Directed by an unknown (Sandy Tung) and featuring track and field, dolly shots that are just fancy enough to suffice, Across the Tracks has Joe Maloney (Pitt) and Billy Maloney (played by Rick Schroder) as brothers/middle distance runners who compete against each other via rival high schools. Joe is the good bro, the firstborn, the dude trying to keep the whole household together. Billy is the troublemaker, the black sheep if you will, a guy trying to turn his life around after he realizes he has mad skills in the half-mile. Both are very different from each other and their brotherly love (and loyalties) get blurred through the other's drug use, theft, and veritable peer pressure. "Then how come I'm running the race today Joe?" Ah the irony.

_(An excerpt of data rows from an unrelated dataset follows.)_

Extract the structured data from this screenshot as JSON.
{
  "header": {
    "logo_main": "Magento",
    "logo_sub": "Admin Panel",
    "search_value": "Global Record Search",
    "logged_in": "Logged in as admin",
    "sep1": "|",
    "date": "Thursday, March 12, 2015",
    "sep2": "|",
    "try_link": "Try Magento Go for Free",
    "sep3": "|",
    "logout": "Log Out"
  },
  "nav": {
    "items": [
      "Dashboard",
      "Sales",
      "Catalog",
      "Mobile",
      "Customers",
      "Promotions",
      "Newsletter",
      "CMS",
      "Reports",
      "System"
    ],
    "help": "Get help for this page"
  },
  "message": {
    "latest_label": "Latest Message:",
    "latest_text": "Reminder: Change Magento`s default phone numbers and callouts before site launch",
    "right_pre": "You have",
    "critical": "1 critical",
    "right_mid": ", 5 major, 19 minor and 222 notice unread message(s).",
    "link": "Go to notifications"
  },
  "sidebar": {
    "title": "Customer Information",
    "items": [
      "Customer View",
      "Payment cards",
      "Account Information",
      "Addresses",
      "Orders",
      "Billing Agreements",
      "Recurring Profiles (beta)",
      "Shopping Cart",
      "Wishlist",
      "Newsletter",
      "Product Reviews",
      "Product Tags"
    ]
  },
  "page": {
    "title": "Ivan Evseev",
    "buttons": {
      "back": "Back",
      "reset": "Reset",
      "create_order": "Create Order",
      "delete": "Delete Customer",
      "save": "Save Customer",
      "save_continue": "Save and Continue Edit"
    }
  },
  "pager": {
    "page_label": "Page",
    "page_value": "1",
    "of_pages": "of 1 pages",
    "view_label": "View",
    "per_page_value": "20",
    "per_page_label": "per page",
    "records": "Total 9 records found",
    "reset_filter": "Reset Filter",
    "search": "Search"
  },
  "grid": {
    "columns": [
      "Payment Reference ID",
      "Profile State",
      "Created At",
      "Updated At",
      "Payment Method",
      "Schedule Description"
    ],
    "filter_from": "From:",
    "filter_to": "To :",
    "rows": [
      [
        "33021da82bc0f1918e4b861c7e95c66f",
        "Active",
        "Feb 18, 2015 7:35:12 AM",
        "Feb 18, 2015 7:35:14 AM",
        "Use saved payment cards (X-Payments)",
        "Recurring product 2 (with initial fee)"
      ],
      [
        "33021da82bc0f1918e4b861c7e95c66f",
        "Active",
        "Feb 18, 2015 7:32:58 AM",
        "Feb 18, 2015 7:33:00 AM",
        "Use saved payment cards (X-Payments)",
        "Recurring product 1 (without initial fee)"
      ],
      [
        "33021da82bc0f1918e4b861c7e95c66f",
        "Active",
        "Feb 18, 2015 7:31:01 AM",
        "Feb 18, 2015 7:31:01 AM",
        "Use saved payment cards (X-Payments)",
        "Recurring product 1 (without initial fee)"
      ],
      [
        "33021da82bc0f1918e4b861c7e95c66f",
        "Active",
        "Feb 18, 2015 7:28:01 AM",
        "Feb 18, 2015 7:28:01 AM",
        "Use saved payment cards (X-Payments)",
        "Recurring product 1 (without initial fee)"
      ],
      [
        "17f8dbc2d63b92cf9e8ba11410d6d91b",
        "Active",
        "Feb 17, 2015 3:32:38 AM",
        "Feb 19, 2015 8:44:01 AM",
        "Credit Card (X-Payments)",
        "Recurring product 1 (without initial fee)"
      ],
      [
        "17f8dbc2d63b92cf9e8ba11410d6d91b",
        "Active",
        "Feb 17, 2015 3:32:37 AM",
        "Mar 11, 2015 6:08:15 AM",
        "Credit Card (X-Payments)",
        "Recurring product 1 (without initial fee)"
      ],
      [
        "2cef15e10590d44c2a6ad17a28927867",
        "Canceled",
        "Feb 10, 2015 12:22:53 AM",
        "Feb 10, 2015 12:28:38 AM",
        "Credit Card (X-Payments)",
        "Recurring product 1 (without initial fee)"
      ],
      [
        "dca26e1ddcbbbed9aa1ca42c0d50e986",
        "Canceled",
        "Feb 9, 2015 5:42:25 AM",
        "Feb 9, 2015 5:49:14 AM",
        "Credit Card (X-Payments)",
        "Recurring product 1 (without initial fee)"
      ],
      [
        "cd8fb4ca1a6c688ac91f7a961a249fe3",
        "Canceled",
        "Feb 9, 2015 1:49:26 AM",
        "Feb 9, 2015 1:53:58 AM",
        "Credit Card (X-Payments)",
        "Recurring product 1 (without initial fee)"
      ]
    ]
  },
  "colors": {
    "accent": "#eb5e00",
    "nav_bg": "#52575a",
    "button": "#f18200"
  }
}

Never released in theaters (or maybe it was) and distributed by California Pictures (makes sense), Across the Tracks doesn't overwhelm you from a sports aspect. Nah, it would rather concentrate on family emotions and coming-of-age, character-driven slants, making the film the most heightened, rough around the edges Afternoon Special that's not an actual Afternoon Special. Pitt and Schroder, well they give raw, disciplined performances and after this flick Brad Pitt ascended to A-list stardom while Rick Schroder became um, Costco boy. Oh well. The presence of these two on screen will still be forever frozen in time. "Across" this board.